Cryptocurrencies are not lawful delicate in Germany, but rather they have been perceived as ‘private cash’ by the German Back Service since 2013. Strangely, as indicated by the German Wage Duty Act, if speculators hold their assets (cryptos) for over one year, their coins turn out to be completely assess absolved, making Germany additional alluring to hodlers.


Zug, Switzerland

While Zug might be not also prepared for normal BTC-financed tourist exercises as different urban communities on the rundown, it in any case speaks to a chronicled city for crypto devotees. Gladly supporting the title of “Crypto Valley,” Zug is home to various blockchain new companies. Cryptocurrencies can be utilized for city related exercises, for example, paying rent or notwithstanding enrolling an organization.


In Switzerland, “cryptocurrencies are neither cash nor an outside money, nor a financial supply for products and ventures assess (GST) purposes.” Its misty legitimate status, in any case, does not keep the government from trying different things with blockchain, such as utilizing the innovation for city voting, for example.



When you get to Malta, make a beeline for the Bitcoin and Auto Dealer situated in Qormi to guarantee your compulsory Lambo with your crypto funds — without a doubt, expecting that you have enough coins, clearly.

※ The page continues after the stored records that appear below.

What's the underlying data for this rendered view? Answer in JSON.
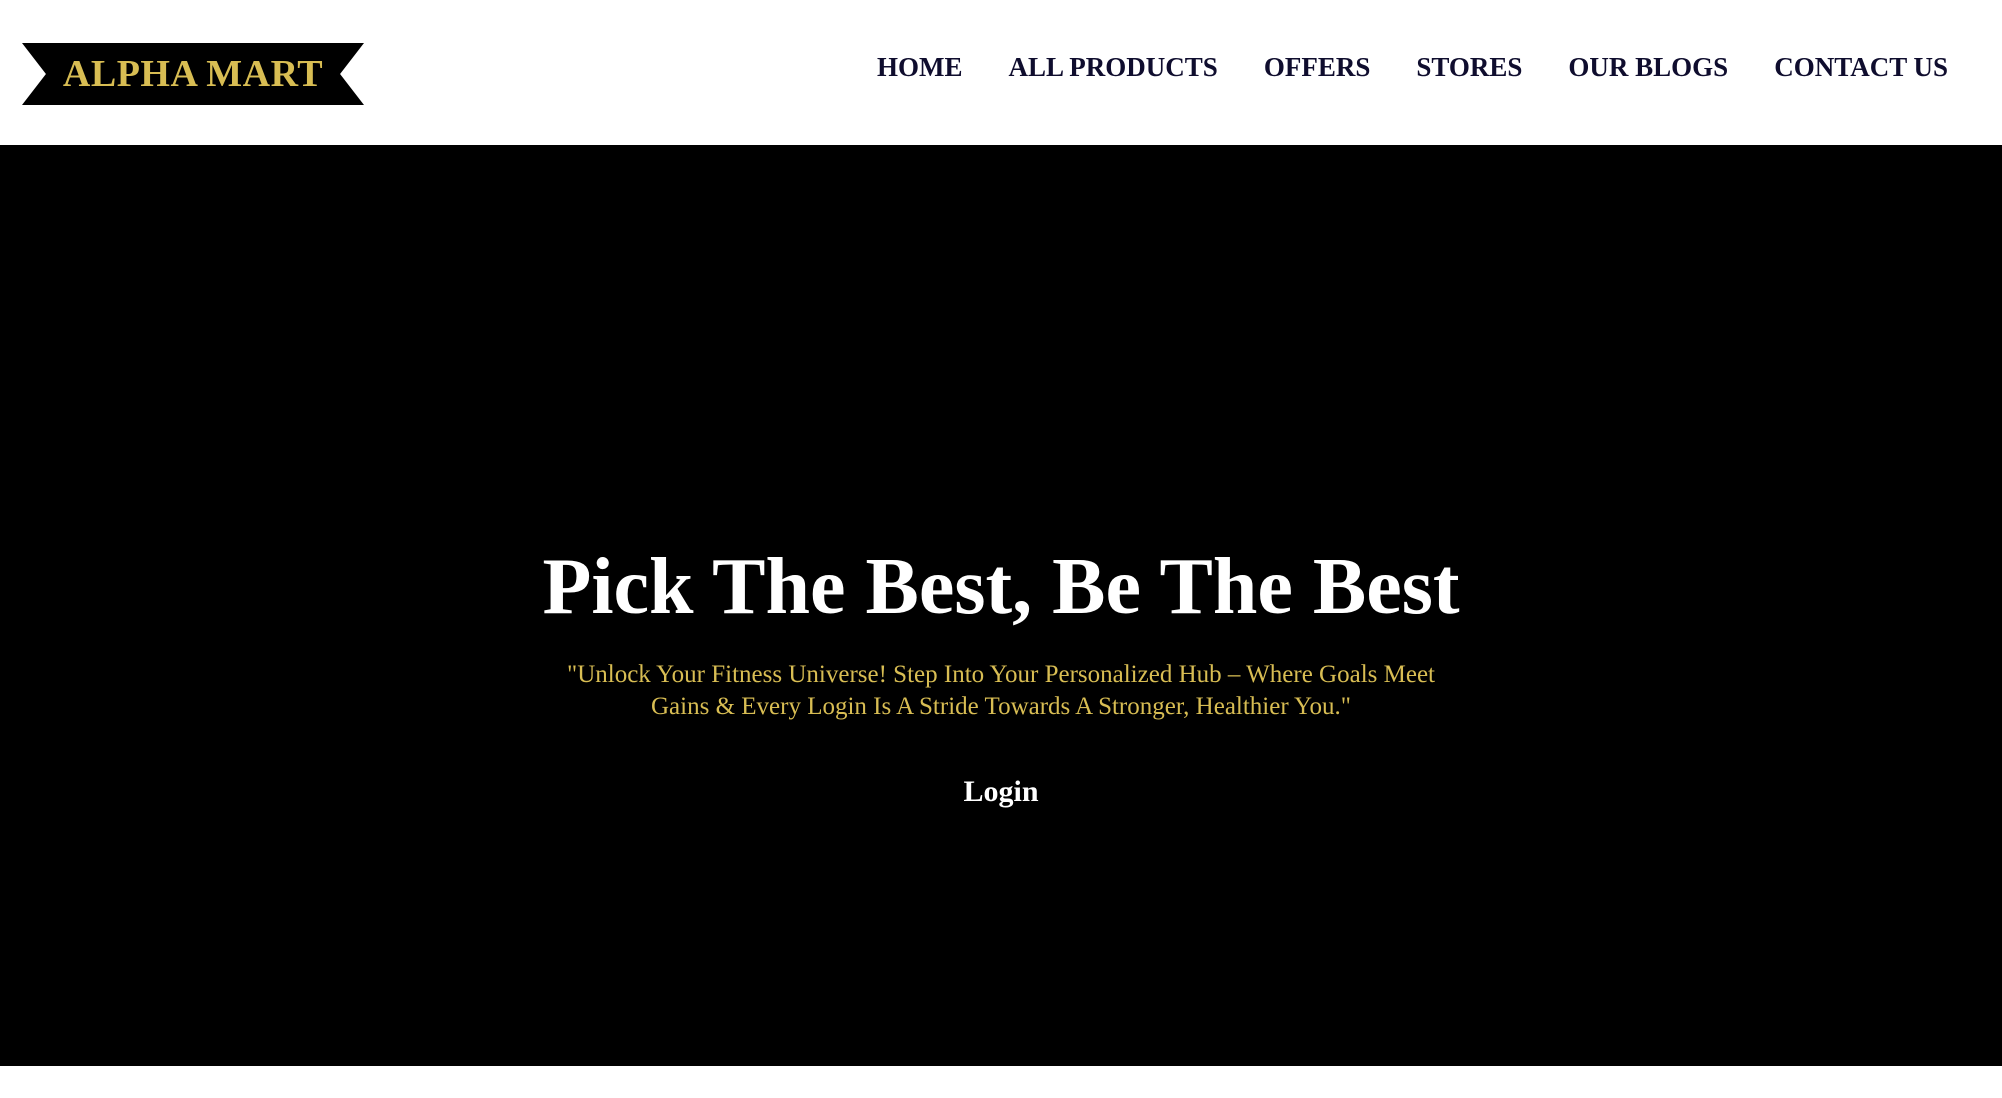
{
  "brand": {
    "name": "ALPHA MART",
    "text_color": "#d8bd53",
    "badge_color": "#000000"
  },
  "nav": {
    "links": [
      "HOME",
      "ALL PRODUCTS",
      "OFFERS",
      "STORES",
      "OUR BLOGS",
      "CONTACT US"
    ],
    "link_color": "#0f0d2e"
  },
  "hero": {
    "background": "#000000",
    "title": "Pick The Best, Be The Best",
    "subtitle": "\"Unlock Your Fitness Universe! Step Into Your Personalized Hub – Where Goals Meet Gains & Every Login Is A Stride Towards A Stronger, Healthier You.\"",
    "subtitle_color": "#d8bd53",
    "login_label": "Login"
  }
}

From that point forward, you can drive to a crypto-accommodating sushi eatery to praise the new buy. While the neighborhood foundation for BTC utilize is still to some degree youthful, the circumstance may change not long after more positive regulations are presented — and there are motivations to presume they are coming.


In Spring, the biggest crypto trade in the world, Binance, reported it was moving its base camp to Malta. Accordingly, Malta’s head administrator, Joseph Muscat, uncovered the island’s intend to wind up the “worldwide pioneers in the regulation of blockchain-based businesses.”

On July 4, the nearby government passed three laws that enable companies to issue new cryptocurrencies and exchange the current ones. Above all, on that day, Malta turned into the principal nation in the world to give a lucid administrative system in the field of blockchain. This week, it proceeded with its way to wind up the ‘blockchain island,’ as the College of Malta declared a €300,000 blockchain and distributed ledger technology (DLT) grant support related to the Malta Information Technology Agency (MITA).


San Francisco, U.S.

San Francisco brags around 120 crypto-accommodating settings, being a globally perceived center for crypto evangelists. There’s the popular Crypto Château, a central hub for crypto brokers imagining to duplicate their speculations and join the positions of crypto tycoons, and also various BTC-tolerating businesses. Actually, San Francisco is so best in class as far as crypto that even a nearby government court acknowledges bail bonds paid in BTC.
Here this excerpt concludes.